The first library association in the city of Davenport was organized in April 1839 and called the Carey Library Association of the Town of Davenport. However, there is no mention of it after that date. There were other attempts at starting a library in the town, but finances were always a problem.

On July 6, 1877, Clarissa Cook contacted the Library Association, and offered to donate $10,000 for a library building. She stipulated that the property had to be bought by the people of Davenport. She donated the money in memory of her husband who had desired to establish a library in the town. He had bequeathed the money in his will to the existing library to be paid after his wife's death, however, Mrs. Cook decided to make the payment at this time.

On November 7, 1877, the cornerstone of the Cook Memorial Library was laid in a Masonic ceremony. Judge John Forrest Dillon delivered an address. Another $1,000 was needed to complete the building and it was paid for by Mrs. Cook. The new building was dedicated in July 1878.

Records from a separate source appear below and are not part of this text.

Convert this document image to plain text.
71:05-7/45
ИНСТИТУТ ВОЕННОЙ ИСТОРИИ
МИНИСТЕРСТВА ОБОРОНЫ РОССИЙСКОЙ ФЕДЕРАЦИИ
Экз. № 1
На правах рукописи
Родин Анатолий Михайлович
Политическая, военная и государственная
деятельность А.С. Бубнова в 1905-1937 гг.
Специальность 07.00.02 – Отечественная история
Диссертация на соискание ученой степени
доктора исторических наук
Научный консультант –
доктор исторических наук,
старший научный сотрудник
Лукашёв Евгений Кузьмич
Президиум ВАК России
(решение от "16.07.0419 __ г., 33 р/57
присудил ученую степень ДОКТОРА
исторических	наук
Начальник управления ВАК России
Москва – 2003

The library suffered from poor finances as before and in January 1900 Andrew Carnegie, who had been an honorary member of the library board, offered $50,000 to build a public library. In May of that year the first board of public library trustees was named and a year later Carnegie upped his donation to $75,000. The new library was opened on the corner of Main and Fourth Streets in 1904 and the contents of the Cook library were moved to the new location.

==Blue Ribbon News==
The Blue Ribbon News was a temperance newspaper with a Republican point of view that was founded in Davenport in 1878. Early publishers of the paper included Dr. J.B. Morgan, George W. Calderwood, and Solon H. Fidlar. Its investors sold the paper to E.W. Brady in 1879 and they renamed it the Northwestern News. The paper flourished in the 1880s and it changed its name again in 1886 to the Davenport Daily Times. In 1899 the Brady family sold the paper to A.W. Lee who published the Ottumwa Courier of Ottumwa, Iowa. This was the beginning of Lee Enterprises.